Timothy M. Swager is the John D. MacArthur Professor of Chemistry at MIT. The Montana native received a BS from Montana State University in 1983 and a PhD from the California Institute of Technology in 1988. After a postdoctoral appointment at MIT, he served on the chemistry faculty at the University of Pennsylvania from 1990 to 1996. He returned to MIT in 1996 as a chemistry professor and served as the head of chemistry from 2005 to 2010.

Swager has published more than 550 peer-reviewed papers and holds more than 130 issued or pending patents. In addition to being an elected fellow of the National Academy of Sciences, the American Academy of Arts and Sciences, and the National Academy of Inventors, he has also received the Linus Pauling Award (2016), the Lemelson-MIT Award for Invention and Innovation (2007), and the Christopher Columbus Foundation Homeland Security Award (2005). Honors from the American Chemical Society include the Carl S. Marvel Creative Polymer Chemistry Award (2005), the Award for Creative Invention (2013), the Polymer Chemistry Award (2019), and the Arthur C. Cope Award (2025).

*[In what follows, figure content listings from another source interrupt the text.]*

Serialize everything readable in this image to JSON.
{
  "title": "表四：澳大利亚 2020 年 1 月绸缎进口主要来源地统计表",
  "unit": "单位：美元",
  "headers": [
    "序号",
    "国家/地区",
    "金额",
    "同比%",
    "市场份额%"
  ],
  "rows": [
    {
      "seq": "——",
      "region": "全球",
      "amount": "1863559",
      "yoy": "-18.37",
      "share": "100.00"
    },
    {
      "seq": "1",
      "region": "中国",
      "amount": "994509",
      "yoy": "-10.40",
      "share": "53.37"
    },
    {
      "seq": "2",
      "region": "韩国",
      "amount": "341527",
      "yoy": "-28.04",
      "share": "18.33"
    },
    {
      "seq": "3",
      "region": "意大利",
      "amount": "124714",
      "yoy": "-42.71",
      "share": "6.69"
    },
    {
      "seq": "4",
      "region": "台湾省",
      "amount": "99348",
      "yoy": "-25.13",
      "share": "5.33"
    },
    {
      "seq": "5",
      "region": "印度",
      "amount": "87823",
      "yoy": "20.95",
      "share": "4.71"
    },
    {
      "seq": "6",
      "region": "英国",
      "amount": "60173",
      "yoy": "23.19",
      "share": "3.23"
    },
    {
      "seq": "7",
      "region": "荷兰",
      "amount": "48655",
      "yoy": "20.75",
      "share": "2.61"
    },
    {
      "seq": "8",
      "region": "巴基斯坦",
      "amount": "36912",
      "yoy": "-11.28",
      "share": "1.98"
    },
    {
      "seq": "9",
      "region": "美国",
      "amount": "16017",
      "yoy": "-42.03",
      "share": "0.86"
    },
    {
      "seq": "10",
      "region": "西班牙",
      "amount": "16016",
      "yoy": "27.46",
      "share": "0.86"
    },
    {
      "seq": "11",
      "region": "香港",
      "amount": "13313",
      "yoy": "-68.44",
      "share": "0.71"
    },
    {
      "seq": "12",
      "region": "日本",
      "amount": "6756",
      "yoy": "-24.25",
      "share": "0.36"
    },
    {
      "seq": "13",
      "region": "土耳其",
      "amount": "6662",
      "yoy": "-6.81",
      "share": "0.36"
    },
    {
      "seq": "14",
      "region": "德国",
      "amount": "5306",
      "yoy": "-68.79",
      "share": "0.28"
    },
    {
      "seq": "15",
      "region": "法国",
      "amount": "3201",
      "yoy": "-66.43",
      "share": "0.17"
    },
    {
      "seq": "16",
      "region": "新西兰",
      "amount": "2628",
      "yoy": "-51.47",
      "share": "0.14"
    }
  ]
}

Swager’s research interests focus on soft materials and polymers for the design, synthesis, and study of organic-electronic, sensory, energy harvesting, membrane, high-strength, liquid crystalline, and colloid materials. He is best known for the invention of the Fido explosives detector (now FLIR Systems), which is a hand-held sensory device that uses amplifying fluorescent polymers to detect trace levels of explosives, comparable to the sensitivity of a bomb-sniffing dog’s nose.

Other areas actively investigated by the Swager Group include radicals for dynamic nuclear polarization, applications of nano-carbon materials, organic photovoltaic materials, polymer actuators, separation membranes, and luminescent molecular probes for medical diagnostics. Swager is the cofounder of several companies, including DyNuPol, Iptyx, PolyJoule, C­2 Sense, ArO-X, MoxAir, and Xibus Systems, and has served on a number of corporate and government boards.

Previous Winners of the AIC Gold Medal

For a full list of winners of the AIC Gold Medal going back to 1926, visit the AIC’s website.

About the American Institute of Chemists

From its earliest days in 1923 to the present, the American Institute of Chemists has fostered the advancement of the chemical profession in the United States.

The AIC has a corresponding dedication “to promote and protect the public welfare; to establish and maintain standards of practice for these professions; and to promote the professional experience through certification as to encourage competent and efficient service.”